2. Posted by Larry Ribstein on August 11, 2005 @ 15:29 | Permalink
Van Gorkom isn't a 102(b)(7) case, but virtually all cases now will be, as Justice Veasey and others have pointed out. If Van Gorkom is only relevant to the non-102(b)(7) realm, then it belongs in the Dead Dead rather than the Living Dead category.
3. Posted by Eh Nonymous on August 11, 2005 @ 15:39 | Permalink
I just want to point out that Imitation of Life is a really cool song.
And that Van Gorkom would "make a really good name for a rock band."
And that if the standard of care is no longer a fiduciary standard, then the common law of trusts no longer really applies to corporate management and direction. I mean, what kind of trustee could be "supine", disregard the consequences of a contract whether it involved winding up the trust or not, or otherwise fail to act "utterly selflessly and in the best interests of the beneficiary, without any conflict and in good faith"?
I like Delaware, it's a very cute little state, but this whole BJR thing is pretty wacky.

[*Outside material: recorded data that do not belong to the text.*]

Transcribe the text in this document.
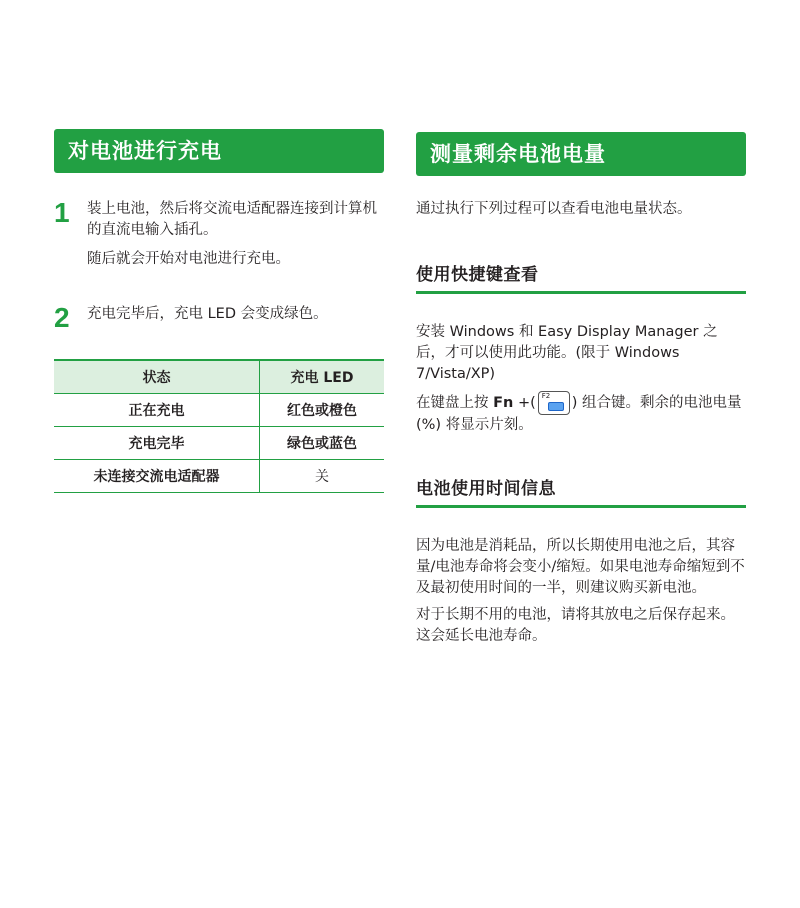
对电池进行充电
1 装上电池，然后将交流电适配器连接到计算机的直流电输入插孔。

随后就会开始对电池进行充电。

2 充电完毕后，充电 LED 会变成绿色。

状态	充电 LED
正在充电	红色或橙色
充电完毕	绿色或蓝色
未连接交流电适配器	关
测量剩余电池电量

通过执行下列过程可以查看电池电量状态。

使用快捷键查看

安装 Windows 和 Easy Display Manager 之后，才可以使用此功能。(限于 Windows 7/Vista/XP)

在键盘上按 Fn +( F2 ) 组合键。剩余的电池电量(%) 将显示片刻。

电池使用时间信息

因为电池是消耗品，所以长期使用电池之后，其容量/电池寿命将会变小/缩短。如果电池寿命缩短到不及最初使用时间的一半，则建议购买新电池。

对于长期不用的电池，请将其放电之后保存起来。这会延长电池寿命。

4. Posted by Larry Ribstein on August 11, 2005 @ 16:37 | Permalink
Two quick comments.
1. Imitation of Life might be a cool song. I wouldn't know. Before that it was a way uncool Douglas Sirk movie. That's what I was referring to.
2. A clarification on 102(b)(7), in further response to Steve Bainbridge. One would have thought that Van Gorkom died when 102(b)(7) was adopted. But there was still a question whether it could be reborn as bad faith. That's the undead Van Gorkom that Disney finally killed.